En estos últimos días, al redimir a su pueblo de la esclavitud, Él nos ha dicho claramente que su ángel irá delante de nosotros y también su presencia; y así como, en la liberación de Israel en los tiempos antiguos, las aguas fueron divididas y plagas enviadas sobre la nación egipcia, no me sorprendería en lo absoluto que hubiera un poder similar manifestado en la redención de Sion. Puede que unos cuantos individuos vayan a preparar el camino, a comprar un poco más de tierra y poner las cosas en orden; pero cuando eso se logre, este pueblo como cuerpo regresará a esa tierra, el Señor yendo con ellos.

En los tiempos antiguos, mientras el Señor continuara con Israel, manifestaba su gloria sobre su campamento mediante una nube durante el día; y siempre que la nube se levantaba ellos la seguían, y dondequiera que reposaba, allí armaban sus tiendas y permanecían hasta que la nube se movía de nuevo, cuando otra vez proseguían su viaje. Ahora bien, si Sion ha de ser redimida del mismo modo, no deben sorprenderse si el Señor Dios deja que su gloria, en forma de una nube de día y el resplandor de un fuego llameante de noche, esté sobre todo el campamento de Sion. Esto es lo que yo espero; quizás soy un poco entusiasta, pero realmente es lo que espero y anticipo; y cuando el Señor dice que su presencia irá con nosotros, espero que estará en medio de este pueblo como estuvo en medio del antiguo Israel hasta que ellos lo rechazaron de en medio de ellos.

¿Conversó Él con ellos en el desierto antes de dejarlos?

Sí, Él les habló desde una nube ardiente en el monte ardiente, habló en sus oídos con voz de trompeta, y resonó en los oídos de toda la casa de Israel los diez mandamientos, y todos ellos, hombres, mujeres y niños, lo oyeron. ¿Espero yo manifestaciones similares del poder y la presencia de Dios cuando Sion sea redimida? Sí. Puede que Él no descienda sobre montes, pero conversará con este pueblo tan audiblemente para hombres, mujeres y niños como lo hizo en los tiempos antiguos. Sion debe ser redimida por poder, con brazo extendido, el ángel del Señor yendo delante del campamento de este pueblo, y ellos regresarán, y un remanente de los lamanitas con ellos, para edificar la ciudad de Sion en el Condado de Jackson.

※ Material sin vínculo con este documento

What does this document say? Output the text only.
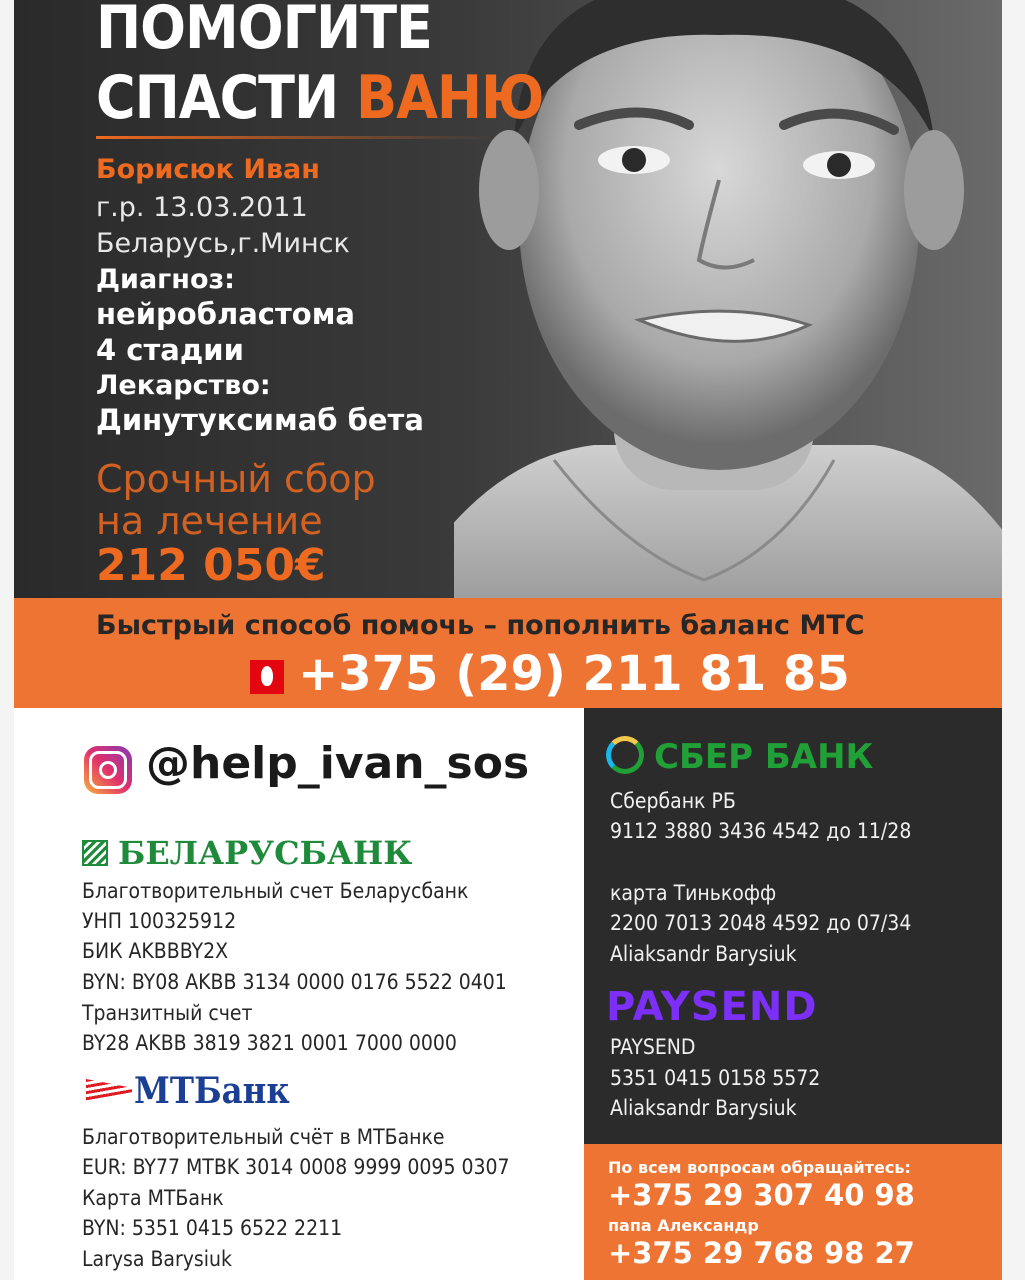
ПОМОГИТЕ
СПАСТИ ВАНЮ
Борисюк Иван
г.р. 13.03.2011
Беларусь,г.Минск
Диагноз:
нейробластома
4 стадии
Лекарство:
Динутуксимаб бета
Срочный сбор
на лечение
212 050€
Быстрый способ помочь – пополнить баланс МТС
+375 (29) 211 81 85
@help_ivan_sos
БЕЛАРУСБАНК
Благотворительный счет Беларусбанк
УНП 100325912
БИК AKBBBY2X
BYN: BY08 AKBB 3134 0000 0176 5522 0401
Транзитный счет
BY28 AKBB 3819 3821 0001 7000 0000
МТБанк
Благотворительный счёт в МТБанке
EUR: BY77 MTBK 3014 0008 9999 0095 0307
Карта МТБанк
BYN: 5351 0415 6522 2211
Larysa Barysiuk
СБЕР БАНК
Сбербанк РБ
9112 3880 3436 4542 до 11/28
карта Тинькофф
2200 7013 2048 4592 до 07/34
Aliaksandr Barysiuk
PAYSEND
PAYSEND
5351 0415 0158 5572
Aliaksandr Barysiuk
По всем вопросам обращайтесь:
+375 29 307 40 98
папа Александр
+375 29 768 98 27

¿Qué hay de nuestra herencia cuando regresemos allá, nuestras granjas, etc.? No necesitamos inquietarnos por eso; no habrá especulación, ni acaparamiento en esos días; nadie dirá: “Voy a tomar toda la tierra de los alrededores para especular vendiéndola a mis hermanos.” Nada de eso; ni un solo alma entre todos los Santos de los Últimos Días recibirá una herencia de ese modo. Otra persona vendrá con el propósito especial de repartir a los Santos sus heredades. “He aquí,” dice el Señor Dios, “enviaré a uno poderoso y fuerte, vestido de luz como con un manto, cuyos intestinos serán una fuente de verdad, quien pronunciará palabras, palabras eternas, y quien repartirá a los Santos sus heredades por suerte.”

¿Han leído esta revelación? Fue publicada en el volumen catorce del “Millennial Star,” y se ha publicado en otras obras. Dice uno: “Si las heredades de los Santos han de ser repartidas por suerte, tal vez un buen hombre será dejado con la peor heredad, y alguno no tan bueno recibirá una de las mejores; todo es al azar.” Oh no; encontramos que las suertes echadas por designio divino en la antigüedad se echaban sobre un principio que designaba precisamente lo que el Señor deseaba. ¿Cómo fue en cierta ocasión al echar suertes para descubrir al transgresor entre todos los ejércitos de Israel? Un hombre había tomado un lingote de oro, y se había prohibido al pueblo tomarlo. Nadie sabía nada al respecto excepto el transgresor, y él lo escondió en la tierra. Se echaron suertes y la suerte cayó sobre cierta tribu; no designó al hombre al principio; echaron suertes de nuevo, y cayó sobre cierta porción de esa tribu; echaron suertes otra vez, y cayó sobre cierta familia, y finalmente cayó sobre cierto hombre de esa familia, y al llamarlo, resultó que era precisamente aquel entre los cientos de miles de Israel. Aquí hubo un echar de suertes por designio divino, y el Señor, quien ordena todas estas cosas con perfección, hizo que se revelara lo que Él mismo había determinado. Y cuando se echen suertes para que este pueblo reciba su herencia, el Señor lo ordenará de tal manera que cada hombre será recompensado según sus obras, y eso también por suerte, por grande que sea el milagro.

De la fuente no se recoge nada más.